Sony also said that it hired the law firm Baker & McKenzie to help it with the investigation.
On Monday, Sony said its PC games network had also been exposed to hackers, in an incident related to the massive break-in of its separate PlayStation video game network that led to the theft of data from 77 million user accounts. Sony revealed that attack last week.
The PlayStation network lets video game console owners download games and play against friends. The Sony Online Entertainment network, the victim of the latest break-in, hosts games such as “EverQuest” and “Free Realms,” which are played over the Internet.
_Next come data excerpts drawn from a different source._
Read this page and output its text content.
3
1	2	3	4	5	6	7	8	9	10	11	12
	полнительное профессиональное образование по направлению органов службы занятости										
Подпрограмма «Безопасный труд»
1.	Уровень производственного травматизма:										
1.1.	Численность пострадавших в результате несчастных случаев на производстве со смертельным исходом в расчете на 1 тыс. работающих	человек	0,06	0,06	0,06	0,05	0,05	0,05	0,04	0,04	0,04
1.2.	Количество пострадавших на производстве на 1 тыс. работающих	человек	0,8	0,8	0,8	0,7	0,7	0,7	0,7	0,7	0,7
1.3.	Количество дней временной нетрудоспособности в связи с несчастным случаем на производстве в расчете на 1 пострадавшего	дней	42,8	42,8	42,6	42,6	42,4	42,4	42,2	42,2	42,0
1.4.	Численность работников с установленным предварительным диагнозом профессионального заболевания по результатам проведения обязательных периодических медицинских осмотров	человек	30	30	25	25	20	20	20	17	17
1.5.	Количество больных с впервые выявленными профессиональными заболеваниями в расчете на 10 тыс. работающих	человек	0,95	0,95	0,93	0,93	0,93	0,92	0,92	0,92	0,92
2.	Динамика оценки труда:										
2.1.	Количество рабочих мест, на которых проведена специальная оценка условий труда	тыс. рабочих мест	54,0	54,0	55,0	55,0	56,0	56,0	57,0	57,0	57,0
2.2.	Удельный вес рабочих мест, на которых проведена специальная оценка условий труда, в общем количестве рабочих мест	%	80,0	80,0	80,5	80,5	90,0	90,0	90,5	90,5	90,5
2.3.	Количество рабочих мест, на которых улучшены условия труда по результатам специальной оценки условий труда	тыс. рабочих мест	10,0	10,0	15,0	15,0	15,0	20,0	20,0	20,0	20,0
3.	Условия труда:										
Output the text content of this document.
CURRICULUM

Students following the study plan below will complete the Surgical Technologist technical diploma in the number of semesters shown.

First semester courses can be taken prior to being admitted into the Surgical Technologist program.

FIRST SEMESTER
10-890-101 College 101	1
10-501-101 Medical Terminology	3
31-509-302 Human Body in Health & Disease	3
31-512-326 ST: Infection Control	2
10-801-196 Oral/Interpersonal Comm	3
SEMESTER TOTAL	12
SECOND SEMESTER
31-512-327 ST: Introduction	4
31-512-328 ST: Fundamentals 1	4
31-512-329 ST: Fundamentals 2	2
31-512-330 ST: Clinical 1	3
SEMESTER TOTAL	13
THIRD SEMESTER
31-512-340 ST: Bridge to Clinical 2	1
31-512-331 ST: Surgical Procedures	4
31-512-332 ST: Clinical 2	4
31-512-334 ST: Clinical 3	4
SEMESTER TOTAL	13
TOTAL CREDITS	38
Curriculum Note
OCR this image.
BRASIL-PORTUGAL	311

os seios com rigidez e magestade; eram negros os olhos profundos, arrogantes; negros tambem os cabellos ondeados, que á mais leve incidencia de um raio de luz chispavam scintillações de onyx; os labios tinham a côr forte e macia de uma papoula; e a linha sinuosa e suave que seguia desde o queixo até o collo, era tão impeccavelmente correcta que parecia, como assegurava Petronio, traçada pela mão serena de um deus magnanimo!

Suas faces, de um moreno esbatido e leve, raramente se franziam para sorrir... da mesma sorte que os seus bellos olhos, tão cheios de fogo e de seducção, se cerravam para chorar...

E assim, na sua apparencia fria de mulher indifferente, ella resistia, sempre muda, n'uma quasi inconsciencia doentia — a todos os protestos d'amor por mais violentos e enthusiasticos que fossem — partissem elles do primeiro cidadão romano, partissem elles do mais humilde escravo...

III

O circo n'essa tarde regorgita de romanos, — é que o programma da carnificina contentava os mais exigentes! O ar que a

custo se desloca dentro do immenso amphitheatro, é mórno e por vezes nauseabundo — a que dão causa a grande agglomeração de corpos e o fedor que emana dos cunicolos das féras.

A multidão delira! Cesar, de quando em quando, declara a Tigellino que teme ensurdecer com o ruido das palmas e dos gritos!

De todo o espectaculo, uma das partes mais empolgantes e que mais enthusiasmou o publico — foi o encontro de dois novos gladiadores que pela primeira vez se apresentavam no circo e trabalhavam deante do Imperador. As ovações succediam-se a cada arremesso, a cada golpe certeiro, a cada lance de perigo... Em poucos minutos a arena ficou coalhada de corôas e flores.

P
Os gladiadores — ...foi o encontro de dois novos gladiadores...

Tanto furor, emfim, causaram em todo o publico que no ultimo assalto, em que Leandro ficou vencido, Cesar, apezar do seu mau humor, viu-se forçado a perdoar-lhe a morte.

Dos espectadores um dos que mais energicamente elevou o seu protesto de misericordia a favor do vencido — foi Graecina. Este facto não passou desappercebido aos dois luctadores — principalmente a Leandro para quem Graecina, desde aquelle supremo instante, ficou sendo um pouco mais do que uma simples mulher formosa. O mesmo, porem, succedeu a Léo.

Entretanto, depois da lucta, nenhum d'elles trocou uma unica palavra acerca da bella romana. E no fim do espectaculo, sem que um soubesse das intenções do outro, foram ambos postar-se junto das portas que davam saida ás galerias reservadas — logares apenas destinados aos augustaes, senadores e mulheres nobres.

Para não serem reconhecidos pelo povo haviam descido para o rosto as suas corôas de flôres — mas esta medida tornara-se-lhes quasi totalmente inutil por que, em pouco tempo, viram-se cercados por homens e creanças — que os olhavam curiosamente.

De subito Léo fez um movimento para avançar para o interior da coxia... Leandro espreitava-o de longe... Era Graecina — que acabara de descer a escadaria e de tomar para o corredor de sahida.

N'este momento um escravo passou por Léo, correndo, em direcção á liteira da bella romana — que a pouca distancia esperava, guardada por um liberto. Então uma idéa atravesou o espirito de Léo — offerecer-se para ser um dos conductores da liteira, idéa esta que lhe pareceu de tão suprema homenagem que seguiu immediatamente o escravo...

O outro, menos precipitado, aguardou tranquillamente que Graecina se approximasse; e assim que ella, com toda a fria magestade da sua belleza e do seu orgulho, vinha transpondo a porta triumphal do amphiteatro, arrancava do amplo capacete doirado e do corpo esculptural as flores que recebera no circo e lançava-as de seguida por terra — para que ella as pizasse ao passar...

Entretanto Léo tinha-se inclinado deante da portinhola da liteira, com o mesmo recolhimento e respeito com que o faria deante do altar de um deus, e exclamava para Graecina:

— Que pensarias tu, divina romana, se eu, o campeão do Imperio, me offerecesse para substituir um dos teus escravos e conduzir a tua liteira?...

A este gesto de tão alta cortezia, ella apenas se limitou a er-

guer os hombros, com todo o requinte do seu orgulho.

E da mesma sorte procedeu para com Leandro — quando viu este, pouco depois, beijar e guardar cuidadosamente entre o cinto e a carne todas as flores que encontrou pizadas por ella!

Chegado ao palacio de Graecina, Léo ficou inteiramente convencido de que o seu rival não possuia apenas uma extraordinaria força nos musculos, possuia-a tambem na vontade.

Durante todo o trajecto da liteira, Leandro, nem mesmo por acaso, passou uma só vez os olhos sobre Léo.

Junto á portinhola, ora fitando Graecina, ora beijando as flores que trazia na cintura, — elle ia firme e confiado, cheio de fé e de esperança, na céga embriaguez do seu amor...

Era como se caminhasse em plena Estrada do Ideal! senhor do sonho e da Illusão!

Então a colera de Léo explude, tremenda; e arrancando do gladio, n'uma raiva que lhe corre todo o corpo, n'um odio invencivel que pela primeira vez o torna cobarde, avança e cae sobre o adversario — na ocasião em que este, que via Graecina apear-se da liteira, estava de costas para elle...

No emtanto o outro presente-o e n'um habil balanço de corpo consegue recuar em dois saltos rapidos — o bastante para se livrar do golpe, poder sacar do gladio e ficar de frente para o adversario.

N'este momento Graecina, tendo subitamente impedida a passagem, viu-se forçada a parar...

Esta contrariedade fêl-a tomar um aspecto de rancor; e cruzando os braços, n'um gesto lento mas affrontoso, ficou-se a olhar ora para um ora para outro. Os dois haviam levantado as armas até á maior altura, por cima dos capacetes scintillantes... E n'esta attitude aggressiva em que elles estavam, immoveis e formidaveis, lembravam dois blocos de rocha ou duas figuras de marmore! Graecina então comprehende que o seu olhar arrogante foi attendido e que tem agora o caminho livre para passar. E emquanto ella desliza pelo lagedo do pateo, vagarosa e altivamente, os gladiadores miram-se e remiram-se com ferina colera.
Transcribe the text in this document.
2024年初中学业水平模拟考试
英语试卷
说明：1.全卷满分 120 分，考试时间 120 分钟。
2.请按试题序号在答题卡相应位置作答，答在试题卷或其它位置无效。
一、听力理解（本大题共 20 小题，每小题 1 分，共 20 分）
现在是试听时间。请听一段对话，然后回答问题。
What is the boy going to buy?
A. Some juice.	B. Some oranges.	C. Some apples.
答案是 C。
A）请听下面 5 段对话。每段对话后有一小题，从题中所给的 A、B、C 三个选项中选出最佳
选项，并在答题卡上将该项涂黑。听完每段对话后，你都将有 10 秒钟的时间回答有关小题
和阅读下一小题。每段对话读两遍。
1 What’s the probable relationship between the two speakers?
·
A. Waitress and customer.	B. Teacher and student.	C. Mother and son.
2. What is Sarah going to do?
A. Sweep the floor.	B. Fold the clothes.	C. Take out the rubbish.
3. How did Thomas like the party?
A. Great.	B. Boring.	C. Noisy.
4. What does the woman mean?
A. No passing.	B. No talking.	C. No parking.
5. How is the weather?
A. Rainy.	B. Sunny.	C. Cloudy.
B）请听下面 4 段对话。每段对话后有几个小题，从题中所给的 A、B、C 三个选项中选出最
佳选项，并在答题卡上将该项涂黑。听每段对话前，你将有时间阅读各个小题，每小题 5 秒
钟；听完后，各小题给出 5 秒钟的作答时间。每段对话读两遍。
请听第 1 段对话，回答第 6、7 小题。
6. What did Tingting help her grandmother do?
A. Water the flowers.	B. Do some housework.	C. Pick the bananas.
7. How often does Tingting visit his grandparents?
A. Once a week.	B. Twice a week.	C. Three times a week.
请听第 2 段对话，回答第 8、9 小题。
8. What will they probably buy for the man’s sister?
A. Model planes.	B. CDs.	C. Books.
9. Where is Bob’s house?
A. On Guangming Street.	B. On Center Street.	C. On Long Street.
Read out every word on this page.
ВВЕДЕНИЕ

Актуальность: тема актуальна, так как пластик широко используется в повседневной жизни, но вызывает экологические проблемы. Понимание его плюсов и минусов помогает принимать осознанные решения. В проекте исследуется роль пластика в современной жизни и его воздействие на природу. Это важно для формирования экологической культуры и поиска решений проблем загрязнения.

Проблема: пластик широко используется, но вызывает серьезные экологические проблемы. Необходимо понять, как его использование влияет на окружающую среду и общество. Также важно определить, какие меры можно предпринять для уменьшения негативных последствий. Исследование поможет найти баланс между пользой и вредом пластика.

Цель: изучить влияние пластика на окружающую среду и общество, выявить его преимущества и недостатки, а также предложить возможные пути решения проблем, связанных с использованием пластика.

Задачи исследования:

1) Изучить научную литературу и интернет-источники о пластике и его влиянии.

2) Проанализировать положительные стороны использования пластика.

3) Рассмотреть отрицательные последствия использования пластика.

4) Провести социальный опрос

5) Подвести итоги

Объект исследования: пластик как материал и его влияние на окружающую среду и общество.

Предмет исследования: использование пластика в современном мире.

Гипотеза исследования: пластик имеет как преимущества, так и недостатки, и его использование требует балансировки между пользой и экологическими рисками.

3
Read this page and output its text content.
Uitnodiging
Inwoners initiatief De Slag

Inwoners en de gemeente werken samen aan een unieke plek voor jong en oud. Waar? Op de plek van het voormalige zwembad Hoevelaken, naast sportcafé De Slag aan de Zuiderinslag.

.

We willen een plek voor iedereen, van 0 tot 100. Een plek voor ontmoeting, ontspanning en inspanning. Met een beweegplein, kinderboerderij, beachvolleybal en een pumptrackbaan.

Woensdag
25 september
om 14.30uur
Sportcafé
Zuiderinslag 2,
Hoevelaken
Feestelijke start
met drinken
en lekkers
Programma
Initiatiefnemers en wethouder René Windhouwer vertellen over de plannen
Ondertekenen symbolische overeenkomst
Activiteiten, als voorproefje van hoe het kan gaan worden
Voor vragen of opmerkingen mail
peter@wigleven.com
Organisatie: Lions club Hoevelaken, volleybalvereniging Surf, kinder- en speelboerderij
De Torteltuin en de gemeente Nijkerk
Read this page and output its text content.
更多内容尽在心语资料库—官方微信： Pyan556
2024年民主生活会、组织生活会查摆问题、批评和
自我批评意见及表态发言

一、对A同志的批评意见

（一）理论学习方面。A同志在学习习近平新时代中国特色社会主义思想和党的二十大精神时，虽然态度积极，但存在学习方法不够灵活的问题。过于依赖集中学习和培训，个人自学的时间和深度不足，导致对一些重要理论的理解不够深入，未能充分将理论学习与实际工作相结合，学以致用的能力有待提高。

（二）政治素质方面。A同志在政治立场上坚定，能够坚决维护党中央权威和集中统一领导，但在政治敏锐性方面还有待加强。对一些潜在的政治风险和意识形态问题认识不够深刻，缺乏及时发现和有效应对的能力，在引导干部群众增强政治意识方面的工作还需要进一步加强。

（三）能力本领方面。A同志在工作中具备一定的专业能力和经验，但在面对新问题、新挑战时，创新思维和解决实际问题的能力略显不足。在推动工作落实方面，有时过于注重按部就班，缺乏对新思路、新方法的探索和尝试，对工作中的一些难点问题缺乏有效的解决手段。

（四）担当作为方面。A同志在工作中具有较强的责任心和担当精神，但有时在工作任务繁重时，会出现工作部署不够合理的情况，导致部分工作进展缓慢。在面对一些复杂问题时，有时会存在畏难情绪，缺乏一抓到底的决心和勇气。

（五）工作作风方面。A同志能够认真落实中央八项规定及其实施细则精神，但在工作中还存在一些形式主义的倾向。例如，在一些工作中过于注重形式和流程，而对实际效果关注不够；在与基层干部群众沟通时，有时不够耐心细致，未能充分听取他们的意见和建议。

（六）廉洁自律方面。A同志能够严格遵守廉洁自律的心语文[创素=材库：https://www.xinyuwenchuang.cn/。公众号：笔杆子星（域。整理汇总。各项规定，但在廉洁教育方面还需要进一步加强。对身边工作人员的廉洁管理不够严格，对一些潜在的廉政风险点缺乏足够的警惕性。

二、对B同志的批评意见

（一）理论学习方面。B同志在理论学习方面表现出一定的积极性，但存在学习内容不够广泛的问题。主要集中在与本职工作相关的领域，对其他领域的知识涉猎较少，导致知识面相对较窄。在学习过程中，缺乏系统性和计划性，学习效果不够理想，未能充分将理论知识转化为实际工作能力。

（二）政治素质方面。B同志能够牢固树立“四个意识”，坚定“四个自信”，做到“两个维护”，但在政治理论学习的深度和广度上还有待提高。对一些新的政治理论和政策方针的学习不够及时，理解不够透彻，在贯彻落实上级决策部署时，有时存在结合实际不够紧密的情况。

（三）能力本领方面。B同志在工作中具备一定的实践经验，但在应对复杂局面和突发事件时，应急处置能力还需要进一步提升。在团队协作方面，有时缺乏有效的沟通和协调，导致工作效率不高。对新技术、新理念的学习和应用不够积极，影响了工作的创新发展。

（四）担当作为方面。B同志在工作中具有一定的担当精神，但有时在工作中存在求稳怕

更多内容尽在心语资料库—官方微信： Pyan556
Sony said late on Monday that the names, addresses, emails, birth dates, phone numbers and other information from 24.6 million PC games accounts may have been stolen from its servers as well as an “outdated database” from 2007.
A Toronto law firm on Tuesday launched a C$1 billion ($1.05 billion) proposed class-action suit against Sony for breach of privacy, naming a 21-year-old PlayStation user from Mississauga, Ontario, as lead plaintiff. The damages would cover the cost of credit monitoring services and fraud insurance for two years, the firm, McPhadden Samac Tuovi LLP, said in a statement.